The Iranian news agency Mehr reported on Tuesday that the Attorney General’s Office issued an instruction to the police and courts to take more rigorous action against violations. The additional penalties apply not only to women, but to all violations – including restaurant owners who serve a woman without a hat. Due to such incidents, several cafes and restaurants have recently been ordered to close.

There have been protests against the Islamic leadership in Iran for months. They were triggered by the death of 22-year-old Kurd Mahsa Amini. She died on September 16 after the vice squad arrested her in Tehran for violating the strict Islamic dress code. Activists assume that Amini was mistreated by the police.

Several executions in Iran

The Iranian leadership is taking decisive action against the protests. Hundreds of participants have already been killed and thousands more arrested. Since the protests began, the Iranian judiciary has issued 18 death sentences, four of which have already been carried out.

Reuters/WANA NEWS AGENCY

Iranians have been taking to the streets for months to protest against the regime

Most recently, the judiciary announced that a man in the city of Novjar in the northern province of Masandaran had been sentenced to death for “corruption on earth”. He was found guilty, among other things, of “leading a group of rioters,” according to the Iranian judicial authorities’ news website Misan Online.

Meanwhile, the reform-oriented daily Etemad reported that journalist Mehdi Beikoghli, who was arrested on Thursday evening, had been released on bail, according to his wife. The head of the political department of “Etemad” had conducted several interviews with the relatives of demonstrators who had been sentenced to death for their role in the nationwide protests.

Türk: Capital punishment is used as a weapon

UN Human Rights Commissioner Volker Türk criticized the executions as an illegal strategy of deterrence by the Islamic leadership. “Criminal justice and the death penalty are used as weapons by the Iranian government to punish individuals who take part in protests and instill fear in the population in order to quell dissent,” Türk said on Tuesday.

Analysis by Iran expert Shoura Hashemi

Lawyer Shoura Hashemi has been observing and commenting on the protests in Iran on social networks since September. She speaks about Austria’s reaction to the dramatic situation in Iran.
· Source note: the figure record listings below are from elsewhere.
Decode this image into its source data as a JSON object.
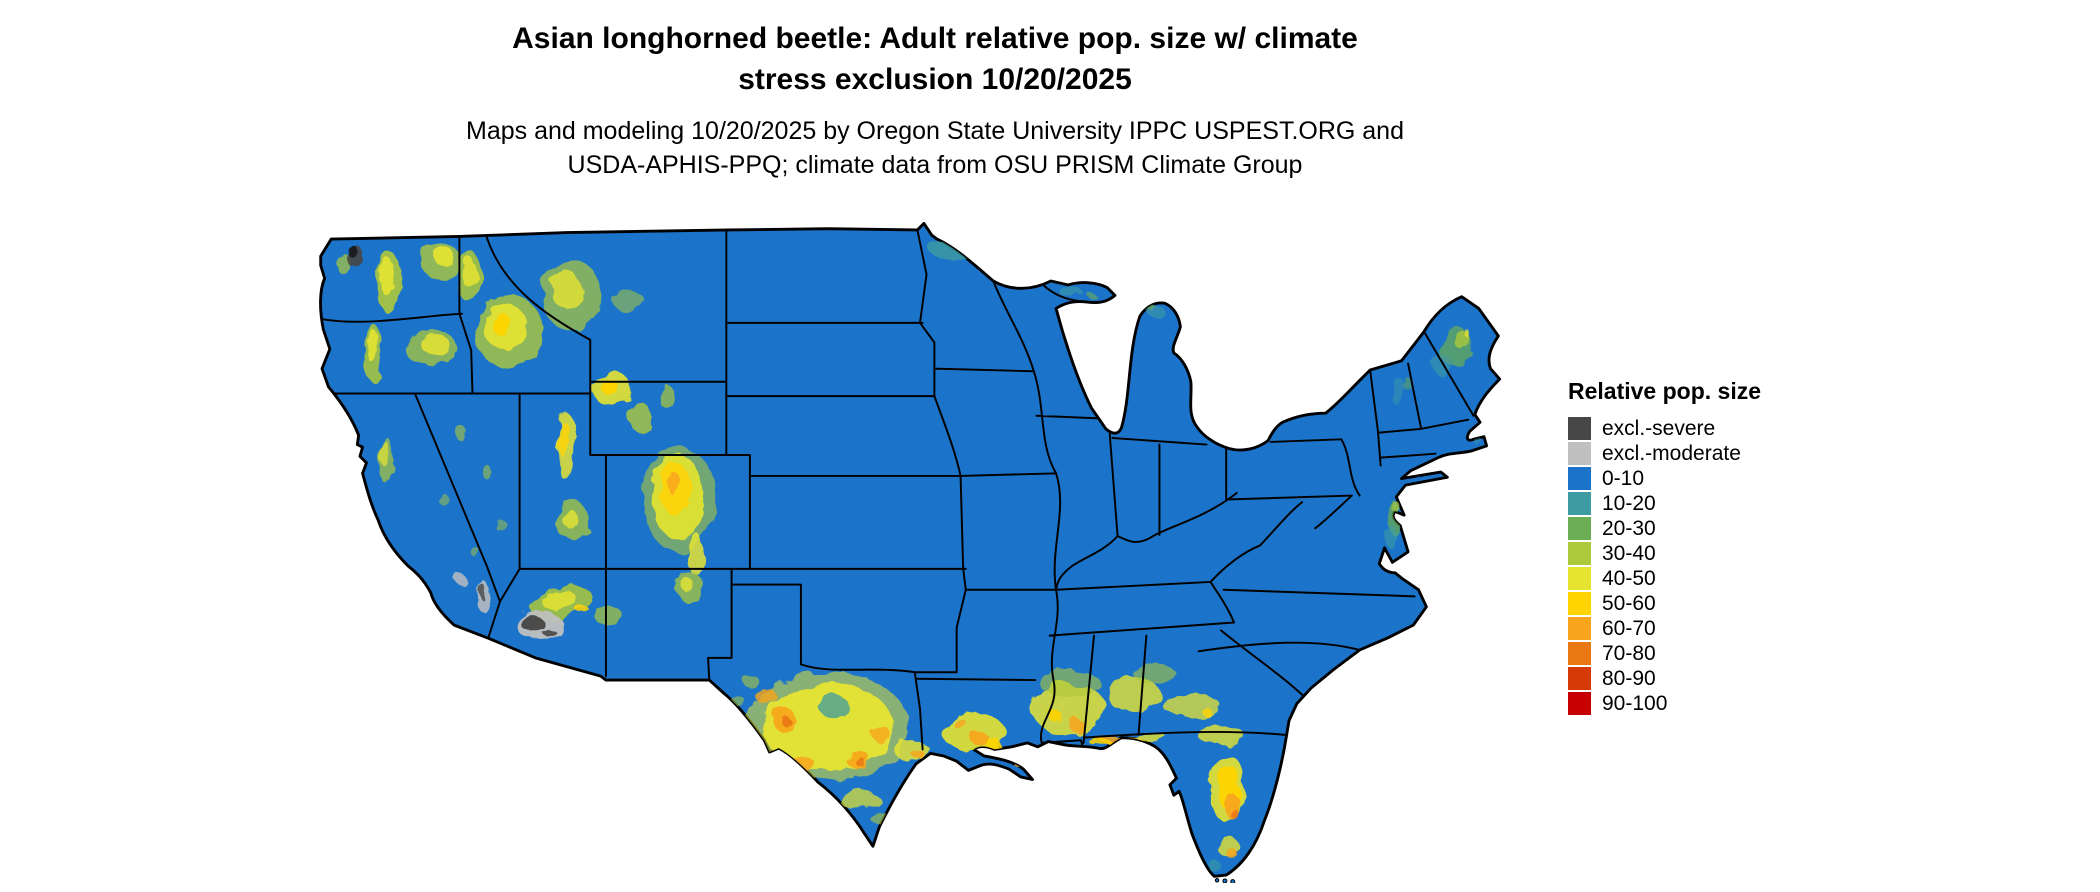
{
  "title": {
    "line1": "Asian longhorned beetle: Adult relative pop. size w/ climate",
    "line2": "stress exclusion 10/20/2025"
  },
  "subtitle": {
    "line1": "Maps and modeling 10/20/2025 by Oregon State University IPPC USPEST.ORG and",
    "line2": "USDA-APHIS-PPQ; climate data from OSU PRISM Climate Group"
  },
  "legend": {
    "title": "Relative pop. size",
    "items": [
      {
        "label": "excl.-severe",
        "color": "#474747"
      },
      {
        "label": "excl.-moderate",
        "color": "#C0C0C0"
      },
      {
        "label": "0-10",
        "color": "#1B74C9"
      },
      {
        "label": "10-20",
        "color": "#3E9BA2"
      },
      {
        "label": "20-30",
        "color": "#6BAE53"
      },
      {
        "label": "30-40",
        "color": "#ACC83B"
      },
      {
        "label": "40-50",
        "color": "#E6E431"
      },
      {
        "label": "50-60",
        "color": "#FFD400"
      },
      {
        "label": "60-70",
        "color": "#F8A51D"
      },
      {
        "label": "70-80",
        "color": "#E97712"
      },
      {
        "label": "80-90",
        "color": "#D63A06"
      },
      {
        "label": "90-100",
        "color": "#C60000"
      }
    ]
  },
  "map": {
    "type": "raster-choropleth-conus",
    "base_color": "#1B74C9",
    "border_color": "#000000",
    "background": "#FFFFFF",
    "palette": {
      "yg": "#ACC83B",
      "ye": "#E6E431",
      "go": "#FFD400",
      "or": "#F8A51D",
      "do": "#E97712",
      "te": "#3E9BA2",
      "gr": "#6BAE53",
      "gl": "#C0C0C0",
      "gd": "#474747",
      "dk": "#1A1A1A"
    },
    "hotspots": [
      [
        64,
        46,
        9,
        24,
        0,
        "yg",
        0.9
      ],
      [
        63,
        42,
        5,
        15,
        0,
        "ye",
        0.9
      ],
      [
        104,
        30,
        16,
        13,
        0,
        "yg",
        0.8
      ],
      [
        107,
        27,
        8,
        7,
        0,
        "ye",
        0.9
      ],
      [
        30,
        32,
        6,
        8,
        0,
        "yg",
        0.7
      ],
      [
        52,
        100,
        7,
        22,
        0,
        "yg",
        0.85
      ],
      [
        52,
        95,
        4,
        13,
        0,
        "ye",
        0.9
      ],
      [
        96,
        96,
        20,
        14,
        0,
        "yg",
        0.75
      ],
      [
        99,
        93,
        11,
        8,
        0,
        "ye",
        0.85
      ],
      [
        126,
        42,
        9,
        20,
        0,
        "yg",
        0.85
      ],
      [
        126,
        39,
        5,
        12,
        0,
        "ye",
        0.85
      ],
      [
        156,
        84,
        26,
        28,
        0,
        "yg",
        0.8
      ],
      [
        153,
        80,
        16,
        18,
        0,
        "ye",
        0.9
      ],
      [
        150,
        78,
        7,
        9,
        0,
        "go",
        0.9
      ],
      [
        204,
        56,
        23,
        27,
        0,
        "yg",
        0.7
      ],
      [
        200,
        52,
        12,
        14,
        0,
        "ye",
        0.8
      ],
      [
        247,
        60,
        12,
        8,
        0,
        "yg",
        0.55
      ],
      [
        235,
        128,
        15,
        13,
        0,
        "ye",
        0.9
      ],
      [
        233,
        126,
        7,
        6,
        0,
        "go",
        0.9
      ],
      [
        256,
        149,
        9,
        11,
        0,
        "yg",
        0.8
      ],
      [
        276,
        133,
        6,
        9,
        0,
        "yg",
        0.7
      ],
      [
        120,
        162,
        4,
        6,
        0,
        "yg",
        0.6
      ],
      [
        140,
        192,
        4,
        5,
        0,
        "yg",
        0.55
      ],
      [
        106,
        212,
        3,
        5,
        0,
        "yg",
        0.5
      ],
      [
        150,
        232,
        4,
        5,
        0,
        "yg",
        0.5
      ],
      [
        130,
        252,
        3,
        4,
        0,
        "yg",
        0.5
      ],
      [
        62,
        182,
        5,
        18,
        0,
        "yg",
        0.7
      ],
      [
        61,
        177,
        3,
        10,
        0,
        "ye",
        0.7
      ],
      [
        200,
        172,
        7,
        26,
        0,
        "ye",
        0.85
      ],
      [
        198,
        166,
        4,
        14,
        0,
        "go",
        0.8
      ],
      [
        204,
        228,
        13,
        15,
        0,
        "yg",
        0.75
      ],
      [
        202,
        226,
        6,
        7,
        0,
        "ye",
        0.8
      ],
      [
        286,
        212,
        28,
        40,
        0,
        "yg",
        0.6
      ],
      [
        285,
        210,
        20,
        32,
        0,
        "ye",
        0.9
      ],
      [
        283,
        204,
        12,
        20,
        0,
        "go",
        0.85
      ],
      [
        281,
        199,
        5,
        9,
        0,
        "or",
        0.85
      ],
      [
        299,
        254,
        7,
        16,
        0,
        "ye",
        0.85
      ],
      [
        294,
        279,
        11,
        11,
        0,
        "yg",
        0.75
      ],
      [
        292,
        277,
        5,
        5,
        0,
        "ye",
        0.8
      ],
      [
        196,
        291,
        24,
        11,
        -15,
        "yg",
        0.85
      ],
      [
        194,
        289,
        13,
        6,
        -15,
        "ye",
        0.85
      ],
      [
        212,
        296,
        5,
        3,
        0,
        "go",
        0.85
      ],
      [
        231,
        300,
        11,
        7,
        0,
        "yg",
        0.7
      ],
      [
        179,
        308,
        18,
        11,
        0,
        "gl",
        0.95
      ],
      [
        173,
        306,
        9,
        6,
        0,
        "gd",
        0.95
      ],
      [
        186,
        313,
        5,
        3,
        0,
        "gd",
        0.9
      ],
      [
        136,
        286,
        5,
        12,
        0,
        "gl",
        0.85
      ],
      [
        135,
        282,
        2.5,
        6,
        0,
        "gd",
        0.8
      ],
      [
        118,
        272,
        4,
        4,
        0,
        "gl",
        0.8
      ],
      [
        400,
        386,
        62,
        42,
        0,
        "ye",
        0.55
      ],
      [
        400,
        386,
        50,
        34,
        0,
        "ye",
        0.95
      ],
      [
        404,
        370,
        12,
        8,
        0,
        "te",
        0.75
      ],
      [
        366,
        380,
        10,
        8,
        0,
        "or",
        0.9
      ],
      [
        422,
        410,
        9,
        7,
        0,
        "or",
        0.9
      ],
      [
        381,
        414,
        8,
        6,
        0,
        "or",
        0.85
      ],
      [
        440,
        391,
        7,
        6,
        0,
        "or",
        0.8
      ],
      [
        352,
        362,
        8,
        6,
        0,
        "or",
        0.8
      ],
      [
        368,
        382,
        4,
        3,
        0,
        "do",
        0.9
      ],
      [
        424,
        412,
        4,
        3,
        0,
        "do",
        0.85
      ],
      [
        340,
        350,
        6,
        5,
        0,
        "yg",
        0.6
      ],
      [
        331,
        366,
        5,
        4,
        0,
        "yg",
        0.55
      ],
      [
        424,
        442,
        16,
        7,
        0,
        "ye",
        0.7
      ],
      [
        441,
        456,
        9,
        4,
        0,
        "yg",
        0.6
      ],
      [
        464,
        404,
        14,
        7,
        0,
        "ye",
        0.85
      ],
      [
        469,
        407,
        5,
        3,
        0,
        "or",
        0.85
      ],
      [
        511,
        390,
        24,
        15,
        0,
        "ye",
        0.9
      ],
      [
        516,
        395,
        7,
        5,
        0,
        "or",
        0.9
      ],
      [
        501,
        384,
        5,
        4,
        0,
        "or",
        0.8
      ],
      [
        526,
        399,
        6,
        4,
        0,
        "go",
        0.85
      ],
      [
        548,
        415,
        5,
        3,
        0,
        "or",
        0.8
      ],
      [
        584,
        372,
        28,
        20,
        0,
        "ye",
        0.85
      ],
      [
        590,
        385,
        6,
        5,
        0,
        "or",
        0.85
      ],
      [
        574,
        378,
        5,
        4,
        0,
        "go",
        0.85
      ],
      [
        584,
        352,
        24,
        9,
        0,
        "yg",
        0.6
      ],
      [
        634,
        362,
        20,
        14,
        0,
        "ye",
        0.8
      ],
      [
        649,
        345,
        16,
        8,
        0,
        "yg",
        0.6
      ],
      [
        678,
        370,
        22,
        9,
        0,
        "ye",
        0.75
      ],
      [
        689,
        374,
        4,
        3,
        0,
        "go",
        0.8
      ],
      [
        624,
        396,
        16,
        5,
        0,
        "or",
        0.85
      ],
      [
        609,
        398,
        9,
        3,
        0,
        "go",
        0.85
      ],
      [
        646,
        393,
        12,
        4,
        0,
        "ye",
        0.8
      ],
      [
        700,
        392,
        18,
        7,
        0,
        "ye",
        0.8
      ],
      [
        704,
        432,
        14,
        26,
        0,
        "ye",
        0.9
      ],
      [
        706,
        432,
        8,
        18,
        0,
        "go",
        0.9
      ],
      [
        709,
        447,
        5,
        10,
        0,
        "or",
        0.9
      ],
      [
        710,
        452,
        3,
        4,
        0,
        "do",
        0.85
      ],
      [
        705,
        477,
        8,
        8,
        0,
        "ye",
        0.8
      ],
      [
        708,
        482,
        4,
        4,
        0,
        "or",
        0.8
      ],
      [
        697,
        494,
        5,
        4,
        0,
        "te",
        0.6
      ],
      [
        494,
        20,
        18,
        7,
        0,
        "te",
        0.8
      ],
      [
        508,
        17,
        7,
        4,
        0,
        "gr",
        0.7
      ],
      [
        521,
        34,
        4,
        3,
        0,
        "te",
        0.6
      ],
      [
        540,
        43,
        3,
        2.5,
        0,
        "te",
        0.5
      ],
      [
        585,
        53,
        9,
        3.5,
        0,
        "te",
        0.6
      ],
      [
        600,
        55,
        3,
        2,
        0,
        "gr",
        0.6
      ],
      [
        649,
        67,
        7,
        4,
        0,
        "te",
        0.6
      ],
      [
        646,
        65,
        3,
        2,
        0,
        "gr",
        0.6
      ],
      [
        682,
        24,
        13,
        2.5,
        12,
        "go",
        0.9
      ],
      [
        836,
        130,
        5,
        11,
        0,
        "te",
        0.45
      ],
      [
        843,
        124,
        3,
        5,
        0,
        "gr",
        0.5
      ],
      [
        879,
        95,
        13,
        15,
        0,
        "gr",
        0.7
      ],
      [
        884,
        90,
        6,
        7,
        0,
        "yg",
        0.8
      ],
      [
        870,
        110,
        7,
        8,
        0,
        "te",
        0.55
      ],
      [
        888,
        85,
        2.5,
        2.5,
        0,
        "ye",
        0.8
      ],
      [
        832,
        226,
        4.5,
        13,
        0,
        "gr",
        0.7
      ],
      [
        830,
        241,
        3.5,
        9,
        0,
        "te",
        0.6
      ],
      [
        834,
        218,
        3.5,
        4,
        0,
        "yg",
        0.7
      ],
      [
        855,
        192,
        7,
        2.5,
        0,
        "te",
        0.5
      ],
      [
        895,
        166,
        3.5,
        2.5,
        0,
        "te",
        0.45
      ],
      [
        38,
        26,
        6,
        9,
        0,
        "gd",
        0.9
      ],
      [
        36,
        22,
        3.5,
        5,
        0,
        "dk",
        0.9
      ]
    ]
  }
}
This is a “violation of international humanitarian law,” emphasized the Commissioner for Human Rights. Organizing and participating in protests is a fundamental right, but the actions of the Iranian authorities are tantamount to “state-sanctioned killing”. The government in Tehran would “better serve its interests and those of its people” by initiating popular-demand reforms.

In addition, she must ensure diversity of opinion and freedom of expression as well as “complete respect and protection of women’s rights in all areas of life”. Türk called on the Iranian leadership for an “immediate moratorium on the death penalty and a cessation of all executions”. Two more executions are imminent in Iran, according to the United Nations High Commissioner for Human Rights.